State of the art negative hydrogen ion sources for neutral beam injectors, as developed for ITER, rely on the surface conversion process of H and H$_x^+$ from a low temperature plasma at a cesiated surface with low work function. In order to reach longer pulse durations at high extraction currents, a stable work function, which is governed by cesium dynamics, impurities, and the interaction with the plasma, is crucial. Taking on the challenges of measuring small nA-photocurrents in a corresponding environment, a method was developed to investigate the work function for the first time ever directly inside a high-performance negative ion source, namely BATMAN Upgrade, which measures an eighth of the size of the ITER sources. As the chosen method relies on the observation of photocurrents inside the plasma chamber, its applicability is limited to the vacuum phase between plasma pulses.
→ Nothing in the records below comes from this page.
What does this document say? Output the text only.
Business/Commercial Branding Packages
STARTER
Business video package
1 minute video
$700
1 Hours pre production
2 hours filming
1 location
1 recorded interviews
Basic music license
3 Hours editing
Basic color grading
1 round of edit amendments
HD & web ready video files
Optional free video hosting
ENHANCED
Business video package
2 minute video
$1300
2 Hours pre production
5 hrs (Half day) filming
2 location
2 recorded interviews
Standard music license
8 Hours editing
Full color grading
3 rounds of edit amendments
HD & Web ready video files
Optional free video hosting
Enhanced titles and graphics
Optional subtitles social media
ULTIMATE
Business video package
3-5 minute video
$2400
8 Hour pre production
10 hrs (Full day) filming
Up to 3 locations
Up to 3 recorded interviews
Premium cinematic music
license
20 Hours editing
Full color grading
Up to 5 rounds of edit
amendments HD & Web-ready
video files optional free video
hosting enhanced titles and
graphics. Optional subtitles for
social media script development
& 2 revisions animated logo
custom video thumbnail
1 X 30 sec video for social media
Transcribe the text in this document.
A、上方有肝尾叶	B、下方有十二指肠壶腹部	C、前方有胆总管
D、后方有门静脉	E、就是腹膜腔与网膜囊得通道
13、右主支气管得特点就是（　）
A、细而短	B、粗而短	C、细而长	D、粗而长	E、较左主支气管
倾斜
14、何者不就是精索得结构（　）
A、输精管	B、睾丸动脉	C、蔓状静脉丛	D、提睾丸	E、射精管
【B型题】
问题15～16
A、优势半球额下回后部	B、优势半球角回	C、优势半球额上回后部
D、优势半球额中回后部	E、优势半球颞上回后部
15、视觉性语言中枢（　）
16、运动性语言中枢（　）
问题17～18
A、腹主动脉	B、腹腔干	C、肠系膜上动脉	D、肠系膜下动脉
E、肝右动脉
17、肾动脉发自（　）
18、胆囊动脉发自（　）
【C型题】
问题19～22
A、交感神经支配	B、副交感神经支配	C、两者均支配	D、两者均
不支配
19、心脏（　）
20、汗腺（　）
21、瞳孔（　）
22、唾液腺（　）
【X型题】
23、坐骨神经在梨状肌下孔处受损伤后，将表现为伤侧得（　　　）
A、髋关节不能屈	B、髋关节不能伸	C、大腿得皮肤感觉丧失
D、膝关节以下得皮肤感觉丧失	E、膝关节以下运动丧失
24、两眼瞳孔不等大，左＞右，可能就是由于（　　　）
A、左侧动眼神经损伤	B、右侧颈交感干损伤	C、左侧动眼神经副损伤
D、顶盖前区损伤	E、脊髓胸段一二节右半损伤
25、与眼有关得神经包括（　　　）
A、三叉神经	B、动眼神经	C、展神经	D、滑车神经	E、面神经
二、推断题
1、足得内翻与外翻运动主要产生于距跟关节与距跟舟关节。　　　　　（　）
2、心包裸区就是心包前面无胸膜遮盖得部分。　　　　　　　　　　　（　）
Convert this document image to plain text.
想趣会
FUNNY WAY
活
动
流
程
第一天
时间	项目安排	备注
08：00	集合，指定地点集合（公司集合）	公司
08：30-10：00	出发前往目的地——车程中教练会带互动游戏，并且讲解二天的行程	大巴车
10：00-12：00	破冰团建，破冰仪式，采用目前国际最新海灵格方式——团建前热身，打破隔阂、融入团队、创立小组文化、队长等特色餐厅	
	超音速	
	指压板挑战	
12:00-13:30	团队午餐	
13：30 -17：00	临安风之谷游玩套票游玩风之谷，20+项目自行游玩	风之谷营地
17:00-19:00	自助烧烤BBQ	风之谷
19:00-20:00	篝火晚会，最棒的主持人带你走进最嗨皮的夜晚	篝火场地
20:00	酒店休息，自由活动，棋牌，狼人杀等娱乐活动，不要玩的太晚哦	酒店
Besides gaining first experience with the new approach, an analysis of the work function’s absolute value is of great interest for a verification of the previous assumption that cesium adlayers cause the work function to be the one of bulk cesium, i.e., $\chi = 2.14$ eV. Additionally, monitoring the temporal stability was a major aim for the conducted experiments, as work function variations are expected to impact the source performance.
The contribution shows the results for the first campaign of work function measurements during operation of BATMAN Upgrade. By conditioning the source with continuous cesium evaporation and accordingly increasing source performance, the work function’s correlation with the extracted ion and electron current densities was investigated. It was thereby demonstrated that the work function in a well-conditioned source is regularly well below the minimum value of thick cesium layers and hence significantly below the assumed value. Comparably low results have recently been achieved in a dedicated laboratory experiment [1].
[1] A. Heiler et al., “Ultra-low work function of cesiated surfaces and impact of specific hydrogen plasma species”, this conference.